Lanting Caren I, van Tijn David A, Loeber J Gerard, Vulsma Thomas, de Vijlder Jan J M, Verkerk Paul H
Department of Social Pediatrics and Child and Youth Health Care, Netherlands Organization of Applied Scientific Research Prevention and Health, PO Box 2215, 2301 CE Leiden, Netherlands.
Pediatrics. 2005 Jul;116(1):168-73. doi: 10.1542/peds.2004-2162.
Since the introduction of screening for congenital hypothyroidism (CH) in 1974, the optimal laboratory strategy has been the subject of debate.
To assess the clinical effectiveness and cost-effectiveness of various types of thyroxine (T(4))-based strategies to screen for CH.
DESIGN, SETTING, AND PARTICIPANTS: In the Netherlands, since January 1, 1995, a primary T(4) determination with supplemental thyroid-stimulating hormone (TSH) and T(4)-binding globulin (TBG) measurements has been used. Results were calculated from cumulative findings for 1181079 children screened between January 1, 1995, and December 31, 2000.
Rates of detection of patients with CH of thyroidal origin (CH-T) or CH of central origin (CH-C), false-positive rates, laboratory costs, and costs of initial diagnostic evaluations.
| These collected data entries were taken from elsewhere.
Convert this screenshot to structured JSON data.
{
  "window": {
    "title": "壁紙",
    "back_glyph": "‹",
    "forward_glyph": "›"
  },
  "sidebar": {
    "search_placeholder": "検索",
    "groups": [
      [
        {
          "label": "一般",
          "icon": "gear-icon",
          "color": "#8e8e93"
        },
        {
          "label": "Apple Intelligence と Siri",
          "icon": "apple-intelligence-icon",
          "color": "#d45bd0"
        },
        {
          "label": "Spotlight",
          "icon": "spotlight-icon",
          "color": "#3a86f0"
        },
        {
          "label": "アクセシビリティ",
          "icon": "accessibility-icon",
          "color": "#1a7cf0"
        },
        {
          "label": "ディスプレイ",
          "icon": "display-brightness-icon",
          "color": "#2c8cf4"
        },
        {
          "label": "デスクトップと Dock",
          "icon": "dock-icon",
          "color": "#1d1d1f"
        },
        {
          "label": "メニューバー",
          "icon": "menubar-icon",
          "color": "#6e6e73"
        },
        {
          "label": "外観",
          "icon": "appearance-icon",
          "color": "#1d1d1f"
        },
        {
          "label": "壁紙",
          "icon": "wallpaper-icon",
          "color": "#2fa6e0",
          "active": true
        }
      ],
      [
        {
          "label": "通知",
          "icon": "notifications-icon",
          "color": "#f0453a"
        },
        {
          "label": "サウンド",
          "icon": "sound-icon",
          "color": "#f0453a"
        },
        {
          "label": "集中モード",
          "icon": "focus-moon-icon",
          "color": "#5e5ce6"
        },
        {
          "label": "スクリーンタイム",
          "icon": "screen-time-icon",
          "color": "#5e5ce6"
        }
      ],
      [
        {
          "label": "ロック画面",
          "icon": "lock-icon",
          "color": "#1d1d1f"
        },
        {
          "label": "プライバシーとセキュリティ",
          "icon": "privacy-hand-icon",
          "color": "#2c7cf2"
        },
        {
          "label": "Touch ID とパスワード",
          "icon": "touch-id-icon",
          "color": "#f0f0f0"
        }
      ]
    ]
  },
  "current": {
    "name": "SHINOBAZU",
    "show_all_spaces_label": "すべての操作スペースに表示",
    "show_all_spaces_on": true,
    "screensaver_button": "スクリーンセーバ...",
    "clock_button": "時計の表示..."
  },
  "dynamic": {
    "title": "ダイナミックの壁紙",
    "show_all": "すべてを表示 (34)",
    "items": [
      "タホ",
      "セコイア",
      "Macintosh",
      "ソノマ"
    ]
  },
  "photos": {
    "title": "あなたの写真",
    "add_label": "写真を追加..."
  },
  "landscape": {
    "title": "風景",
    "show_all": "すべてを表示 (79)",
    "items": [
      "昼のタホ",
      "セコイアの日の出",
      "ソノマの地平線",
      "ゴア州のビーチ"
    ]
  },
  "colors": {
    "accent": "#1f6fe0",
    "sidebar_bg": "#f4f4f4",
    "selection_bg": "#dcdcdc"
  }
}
All known infants (n = 393) with CH-T and 92% (n = 66) of infants with CH-C were detected on the basis of low T(4) levels, TSH elevation, and/or low T(4)/TBG ratios. If the decision to refer had been based solely on TSH elevation, then 94% of patients with CH-T and none of the patients with CH-C would have been detected. If low T(4) levels (<or=-3.0 SD) and TSH elevation had been used as the criteria for referral, then the rates of detection would have been 96% for CH-T and 31% for CH-C. The false-positive rates for the 3 approaches were 0.5, 3.3, and 4.7 cases per case detected, respectively. The introduction of the T(4)/TBG ratio into a program using a primary T(4) with supplemental TSH approach generates an extra cost of 11206 dollars per additional case detected. The average costs to detect 1 patient are comparable for the 3 approaches. In addition, our data revealed a substantially greater prevalence of CH-C than reported previously (1 case per 16404 children, compared with earlier estimates of 1 case per 26000 infants to 1 case per 29000 infants).
The T(4) plus TSH plus TBG approach is a recommendable strategy for neonatal CH screening. It offers outstanding detection of patients with CH-C, in addition to those with CH-T, with acceptable costs.
自1974年引入先天性甲状腺功能减退症(CH)筛查以来,最佳实验室策略一直是争论的焦点。
评估各种基于甲状腺素(T4)的策略筛查CH的临床有效性和成本效益。
设计、地点和参与者:在荷兰,自1995年1月1日起,采用先测定T4并辅以甲状腺刺激激素(TSH)和甲状腺素结合球蛋白(TBG)测量的方法。结果根据1995年1月1日至2000年12月31日期间筛查的1181079名儿童的累积数据计算得出。
甲状腺源性CH(CH-T)或中枢性CH(CH-C)患者的检出率、假阳性率、实验室成本以及初始诊断评估成本。
所有已知的CH-T患儿(n = 393)以及92%(n = 66)的CH-C患儿是基于低T4水平、TSH升高和/或低T4/TBG比值被检测出的。如果转诊决策仅基于TSH升高,那么94%的CH-T患儿能够被检测出,而CH-C患儿无一能被检测出。如果将低T4水平(≤-3.0标准差)和TSH升高作为转诊标准,那么CH-T患儿的检出率为96%,CH-C患儿的检出率为31%。这三种方法的假阳性率分别为每例检出病例0.5例、3.3例和4.7例。在采用先测定T4并辅以TSH的方案中引入T4/TBG比值,每多检出一例病例会产生额外成本11206美元。三种方法检测出1例患者的平均成本相当。此外,我们的数据显示CH-C的患病率比之前报道的要高得多(每16404名儿童中有1例,而早期估计为每26000名婴儿中有1例至每29000名婴儿中有1例)。
T4加TSH加TBG的方法是新生儿CH筛查的推荐策略。除了CH-T患者外,它能出色地检测出CH-C患者,且成本可接受。